Kala Cuwil menjatuhkan tangan pada pangkuannya. Ia 

kelihatan sangat lelah. Kepalanya tetap tak bergerak. Dan 

Syahbandar itu sudah sangat ingin mengetahui mengapa 

Sang Patih berada di gedung kesyahbandarannya. 

“Pengawal!” kata Sang Patih. Suaranya lelah.  

“Masukkan dia ke dalam krangkeng.”  

“Krangkeng?” pekik Tholib Sungkar.  

“Ya, krangkeng orang-orang Peranggi dulu:” Dan dua 

orang pengawal itu menangkapnya.  

“Apa dosa sahaya. Gusti?” 

“Letakkan di dermaga. Tabuhkan canang untuknya. 

Peranggi biar tahu, Tuban tetap pada sikapnya.” 

“Sahaya Moro, Gusti, bukan Peranggi.” 

Dengan suara dan tenaga tuanya Tholib Sungkar 

meronta dan membangkang.
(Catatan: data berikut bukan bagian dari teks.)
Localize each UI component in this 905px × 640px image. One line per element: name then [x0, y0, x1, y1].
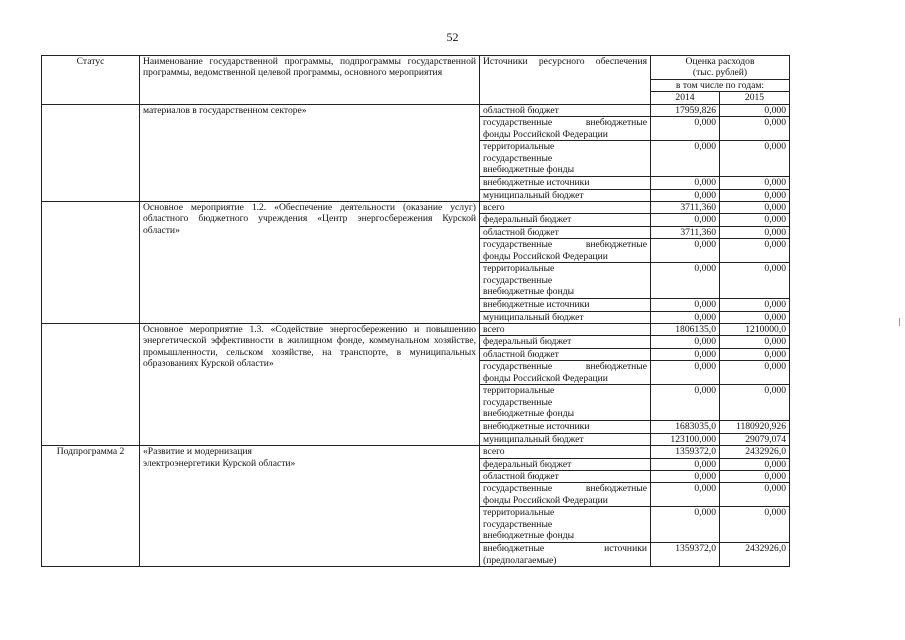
value-2014: 0,000 [651, 239, 720, 263]
value-2014: 0,000 [651, 458, 720, 470]
resource-table [41, 55, 790, 567]
source-line: фонды Российской Федерации [483, 250, 608, 262]
source-line: территориальные [483, 507, 555, 519]
source-offbudget-estimated [480, 543, 651, 567]
value-2014: 0,000 [651, 117, 720, 141]
source-federal: федеральный бюджет [480, 214, 651, 226]
source-line: внебюджетные фонды [483, 286, 575, 298]
source-federal: федеральный бюджет [480, 458, 651, 470]
value-2015: 0,000 [720, 177, 790, 189]
header-name: Наименование государственной программы, подпрограммы государственной программы, ведомственной целевой программы, основного мероприятия [140, 56, 480, 105]
value-2015: 29079,074 [720, 433, 790, 445]
value-2014: 0,000 [651, 311, 720, 323]
header-year-2014: 2014 [651, 92, 720, 104]
value-2014: 0,000 [651, 141, 720, 177]
status-subprogram: Подпрограмма 2 [42, 446, 140, 567]
value-2014: 1806135,0 [651, 324, 720, 336]
value-2015: 0,000 [720, 226, 790, 238]
value-2014: 0,000 [651, 189, 720, 201]
source-state-funds [480, 361, 651, 385]
source-line: государственные [483, 396, 553, 408]
source-federal: федеральный бюджет [480, 336, 651, 348]
value-2015: 0,000 [720, 141, 790, 177]
value-2014: 0,000 [651, 263, 720, 299]
source-territorial-funds [480, 141, 651, 177]
source-line: внебюджетные фонды [483, 408, 575, 420]
value-2015: 0,000 [720, 458, 790, 470]
source-state-funds [480, 483, 651, 507]
source-line: фонды Российской Федерации [483, 372, 608, 384]
header-year-2015: 2015 [720, 92, 790, 104]
source-municipal: муниципальный бюджет [480, 189, 651, 201]
value-2015: 0,000 [720, 361, 790, 385]
value-2014: 0,000 [651, 361, 720, 385]
value-2014: 1683035,0 [651, 421, 720, 433]
status-cell [42, 104, 140, 201]
value-2014: 0,000 [651, 470, 720, 482]
value-2015: 0,000 [720, 189, 790, 201]
value-2014: 0,000 [651, 214, 720, 226]
value-2015: 1210000,0 [720, 324, 790, 336]
source-total: всего [480, 446, 651, 458]
source-line: фонды Российской Федерации [483, 494, 608, 506]
value-2014: 0,000 [651, 385, 720, 421]
source-offbudget: внебюджетные источники [480, 177, 651, 189]
value-2014: 123100,000 [651, 433, 720, 445]
scan-mark [899, 318, 900, 326]
status-cell [42, 202, 140, 324]
value-2014: 1359372,0 [651, 543, 720, 567]
source-offbudget: внебюджетные источники [480, 421, 651, 433]
value-2015: 0,000 [720, 117, 790, 141]
source-total: всего [480, 202, 651, 214]
source-line: государственные внебюджетные [483, 239, 647, 251]
value-2015: 0,000 [720, 483, 790, 507]
header-estimate-line1: Оценка расходов [685, 56, 755, 67]
value-2014: 17959,826 [651, 104, 720, 116]
activity-name: Основное мероприятие 1.3. «Содействие энергосбережению и повышению энергетической эффективности в жилищном фонде, коммунальном хозяйстве, промышленности, сельском хозяйстве, на транспорте, в муниципальных образованиях Курской области» [140, 324, 480, 446]
header-sources: Источники ресурсного обеспечения [480, 56, 651, 105]
source-offbudget: внебюджетные источники [480, 299, 651, 311]
source-regional: областной бюджет [480, 226, 651, 238]
source-line: фонды Российской Федерации [483, 128, 608, 140]
value-2015: 0,000 [720, 348, 790, 360]
source-territorial-funds [480, 263, 651, 299]
source-state-funds [480, 239, 651, 263]
header-by-years: в том числе по годам: [651, 80, 790, 92]
value-2015: 0,000 [720, 214, 790, 226]
value-2015: 0,000 [720, 202, 790, 214]
subprogram-name-line2: электроэнергетики Курской области» [143, 457, 296, 469]
source-territorial-funds [480, 507, 651, 543]
source-line: территориальные [483, 141, 555, 153]
source-regional: областной бюджет [480, 104, 651, 116]
value-2015: 0,000 [720, 470, 790, 482]
source-line: внебюджетные фонды [483, 164, 575, 176]
source-line: (предполагаемые) [483, 554, 557, 566]
source-line: государственные [483, 518, 553, 530]
status-cell [42, 324, 140, 446]
value-2015: 0,000 [720, 263, 790, 299]
value-2015: 0,000 [720, 507, 790, 543]
value-2015: 0,000 [720, 385, 790, 421]
value-2014: 3711,360 [651, 202, 720, 214]
source-municipal: муниципальный бюджет [480, 433, 651, 445]
source-line: внебюджетные фонды [483, 530, 575, 542]
source-line: государственные внебюджетные [483, 483, 647, 495]
source-regional: областной бюджет [480, 348, 651, 360]
value-2015: 0,000 [720, 311, 790, 323]
header-estimate-line2: (тыс. рублей) [692, 67, 748, 79]
value-2014: 0,000 [651, 348, 720, 360]
value-2015: 0,000 [720, 336, 790, 348]
source-regional: областной бюджет [480, 470, 651, 482]
value-2015: 1180920,926 [720, 421, 790, 433]
header-estimate [651, 56, 790, 80]
subprogram-name [140, 446, 480, 567]
source-line: территориальные [483, 263, 555, 275]
source-line: внебюджетные источники [483, 543, 647, 555]
activity-name: Основное мероприятие 1.2. «Обеспечение деятельности (оказание услуг) областного бюджетного учреждения «Центр энергосбережения Курской области» [140, 202, 480, 324]
value-2014: 0,000 [651, 507, 720, 543]
source-line: государственные [483, 274, 553, 286]
value-2015: 0,000 [720, 104, 790, 116]
value-2014: 0,000 [651, 336, 720, 348]
subprogram-name-line1: «Развитие и модернизация [143, 446, 252, 458]
value-2014: 0,000 [651, 483, 720, 507]
source-state-funds [480, 117, 651, 141]
value-2015: 2432926,0 [720, 543, 790, 567]
value-2015: 2432926,0 [720, 446, 790, 458]
source-line: государственные внебюджетные [483, 361, 647, 373]
value-2014: 1359372,0 [651, 446, 720, 458]
value-2015: 0,000 [720, 299, 790, 311]
header-status: Статус [42, 56, 140, 105]
value-2015: 0,000 [720, 239, 790, 263]
source-line: государственные [483, 152, 553, 164]
value-2014: 0,000 [651, 177, 720, 189]
source-municipal: муниципальный бюджет [480, 311, 651, 323]
value-2014: 3711,360 [651, 226, 720, 238]
value-2014: 0,000 [651, 299, 720, 311]
activity-name: материалов в государственном секторе» [140, 104, 480, 201]
page-number: 52 [446, 30, 459, 44]
source-total: всего [480, 324, 651, 336]
source-territorial-funds [480, 385, 651, 421]
source-line: территориальные [483, 385, 555, 397]
source-line: государственные внебюджетные [483, 117, 647, 129]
Sia-sia. Ia diseret ke belakang 

kesyahbandaran dan dimasukkan ke dalam krangkeng besi, 

dikunci dari luar. 

Ia pegangi jeriji krangkeng dan digoncang-goncangkan. 

Besi itu tak sudi takluk pada kemauannya. Matanya liar 

berpendaran ke mana-mana. Dan tak ada dilihatnya Nyi 

Gede Kati. Paman Marta pun tidak. Yang ada hanya 

prajurit-prajurit pengawal. 

Orang mulai menyorong krangkeng beroda itu ke 

dermaga. Ia berseru-seru gila, memanggil-manggil Sang 

Adipati, Nyi Gede Kati, Paman Merta, bahkan juga 

Wirangmandala . Suaranya gemetar seimayat  dengan geletaran 

krangkeng yang disorong. 

Seorang pengawal berlari-larian menyusul dan 

menyerahkan tarbus dan tongkatnya yang jatuh. 

“Sudah, jangan ribut-ribut,” nasihat pengawal itu.”Nyi 

Gede Kati nanti akan datang kalau dia tahu kau ada di 

sini.”  

“Gusti Adipati—,” ia meraung.  

“Apa yang kau raungkan? Dia sudah lama mati.”